“He’s done what?

The girl in the red coat was very pretty, despite the trickle of blood running past one ear. She was taller than the two neighborhood girls but slender, more slightly built, with a leafy cap of dark-blond hair and an upper lip that rose in two little points so sharp they might have been drawn with a pen. Michael came out from behind the counter to take a closer look at her. “What happened?” he asked her — only her, gazing at her intently.

“Get her a Band-Aid! Get iodine!” Wanda Bryk commanded. She had gone through grade school with Michael. She seemed to feel she could boss him around.

The girl said, “I jumped off a streetcar.”

Her voice was low and husky, a shock after Wanda’s thin violin notes. Her eyes were the purple-blue color of pansies. Michael swallowed.

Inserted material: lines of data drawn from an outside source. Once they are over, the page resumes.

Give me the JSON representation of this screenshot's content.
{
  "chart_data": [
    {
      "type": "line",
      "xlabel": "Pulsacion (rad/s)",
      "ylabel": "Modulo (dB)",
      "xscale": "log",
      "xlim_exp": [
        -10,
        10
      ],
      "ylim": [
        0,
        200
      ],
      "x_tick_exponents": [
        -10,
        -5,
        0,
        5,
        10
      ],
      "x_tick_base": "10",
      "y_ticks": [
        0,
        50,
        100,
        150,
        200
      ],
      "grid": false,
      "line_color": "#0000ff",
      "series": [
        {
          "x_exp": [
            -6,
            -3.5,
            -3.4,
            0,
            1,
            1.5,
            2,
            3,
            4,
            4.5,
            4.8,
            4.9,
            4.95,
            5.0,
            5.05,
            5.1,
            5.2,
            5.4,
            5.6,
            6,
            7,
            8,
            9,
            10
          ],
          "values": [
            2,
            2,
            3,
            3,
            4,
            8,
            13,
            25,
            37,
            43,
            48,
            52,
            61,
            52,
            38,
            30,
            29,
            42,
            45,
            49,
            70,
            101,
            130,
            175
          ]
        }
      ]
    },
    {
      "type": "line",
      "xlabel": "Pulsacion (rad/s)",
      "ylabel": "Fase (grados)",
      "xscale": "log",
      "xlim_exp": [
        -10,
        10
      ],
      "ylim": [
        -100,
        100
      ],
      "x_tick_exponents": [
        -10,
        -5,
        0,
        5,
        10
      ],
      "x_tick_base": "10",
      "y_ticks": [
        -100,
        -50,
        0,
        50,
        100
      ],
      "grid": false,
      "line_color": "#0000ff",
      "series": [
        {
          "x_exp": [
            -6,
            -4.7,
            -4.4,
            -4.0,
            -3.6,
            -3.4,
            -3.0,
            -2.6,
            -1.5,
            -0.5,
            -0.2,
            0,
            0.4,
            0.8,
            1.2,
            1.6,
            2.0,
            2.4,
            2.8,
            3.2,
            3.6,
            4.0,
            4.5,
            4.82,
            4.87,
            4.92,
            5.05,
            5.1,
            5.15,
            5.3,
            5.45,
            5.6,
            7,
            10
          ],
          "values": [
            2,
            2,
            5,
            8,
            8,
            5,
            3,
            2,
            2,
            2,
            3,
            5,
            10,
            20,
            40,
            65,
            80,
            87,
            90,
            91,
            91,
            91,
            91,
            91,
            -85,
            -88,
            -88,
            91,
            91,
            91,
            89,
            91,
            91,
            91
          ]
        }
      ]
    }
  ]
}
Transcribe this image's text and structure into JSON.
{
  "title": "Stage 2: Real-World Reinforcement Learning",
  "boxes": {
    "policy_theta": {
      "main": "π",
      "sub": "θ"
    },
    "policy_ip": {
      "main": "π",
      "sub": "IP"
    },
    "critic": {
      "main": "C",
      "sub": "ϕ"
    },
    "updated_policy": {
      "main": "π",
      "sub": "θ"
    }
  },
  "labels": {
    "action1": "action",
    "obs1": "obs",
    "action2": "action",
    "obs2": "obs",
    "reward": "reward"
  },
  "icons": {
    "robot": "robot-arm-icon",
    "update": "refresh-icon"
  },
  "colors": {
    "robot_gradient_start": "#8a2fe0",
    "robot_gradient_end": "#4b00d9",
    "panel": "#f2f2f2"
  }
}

“A parade’s begun on Dubrowski Street,” Katie was telling the others. “All six of the Szapp boys are enlisting, haven’t you heard? And a couple of their friends besides. They’ve got this banner—‘Watch out, Japs! Here come the Szapps!’—and everyone’s seeing them off. They’ve gathered such a crowd that the traffic can’t hardly get through. So Pauline here — she was heading home from work; places are closing early — what does she do? Jumps off a speeding streetcar to join in.”

The streetcar couldn’t have been speeding all that fast, if traffic was clogged, but nobody pointed that out. Mrs. Brunek gave a sympathetic murmur. Carl or Paul or Peter said, “Can I go, Mama? Can I? Can I go watch the parade?”

“I just thought we should try and support our boys,” Pauline told Michael.

He swallowed again. He said, “Well, of course.”

“You’re not going to help our boys any knocking yourself silly,” the girl with the handkerchief said. From her tolerant tone, you could see that she and Pauline were friends, although she was less attractive — a brown-haired girl with a calm expression and eyebrows so long and level that she seemed lacking in emotion.

“We think she hit her head against a lamppost,” Wanda said, “but nobody could be sure in all the fuss. She landed in our laps, just about, with Anna here a ways behind her. I said, ‘Jeepers! Are you okay?’ Well, somebody had to do something; we couldn’t just let her bleed to death. Don’t you people have Band-Aids?”

“This place is not a pharmacy,” Mrs. Anton said. And then, pursuing an obvious connection, “Whatever got into Nick Sweda? He must be thirty-five if he’s a day!”

Michael, meanwhile, had turned away from Pauline to join his mother behind the counter — the shorter, end section of the counter where the cash register stood. He bent down, briefly disappeared, and emerged with a cigar box. “Bandages,” he explained.

Not Band-Aids, but old-fashioned cotton batting rolled in dark-blue tissue the exact shade of Pauline’s eyes, and a spool of white adhesive tape, and an oxblood-colored bottle of iodine. Wanda stepped forward to take them; but no, Michael unrolled the cotton himself and tore a wad from one corner. He soaked the wad with iodine and came back to stand in front of Pauline. “Let me see,” he said.

There was a reverent, alert silence, as if everyone understood that this moment was significant — even the girl with the handkerchief, the one Wanda had called Anna, although Anna could not have known that Michael Anton was ordinarily the most reserved boy in the parish. She removed the handkerchief from Pauline’s temple. Michael pried away a petal of Pauline’s hair and started dabbing with the cotton wad. Pauline held very still.

The wound, it seemed, was a two-inch red line, long but not deep, already closing. “Ah,” Mrs. Brunek said. “No need for stitches.”

“We can’t be sure of that!” Wanda cried, unwilling to let go of the drama.

But Michael said, “She’ll be fine,” and he tore off a new wad of cotton. He plastered it to Pauline’s temple with a crisscross of adhesive tape.

Now she looked like a fight victim in a comic strip. As if she knew that, she laughed. It turned out she had a dimple in each cheek. “Thanks very much,” she told him. “Come and watch the parade with us.”

He said, “All right.”

Just that easily.

“Can I come too?” the Brunek boy asked. “Can I, Mama? Please?”

Mrs. Brunek said, “Ssh.”

“But who will help with the store?” Mrs. Anton asked Michael.

As if he hadn’t heard her, he turned to take his jacket from the coat tree in the corner. It was a schoolboy kind of jacket — a big, rough plaid in shades of gray and charcoal. He shrugged himself into it, leaving it unbuttoned. “Ready?” he asked the girls.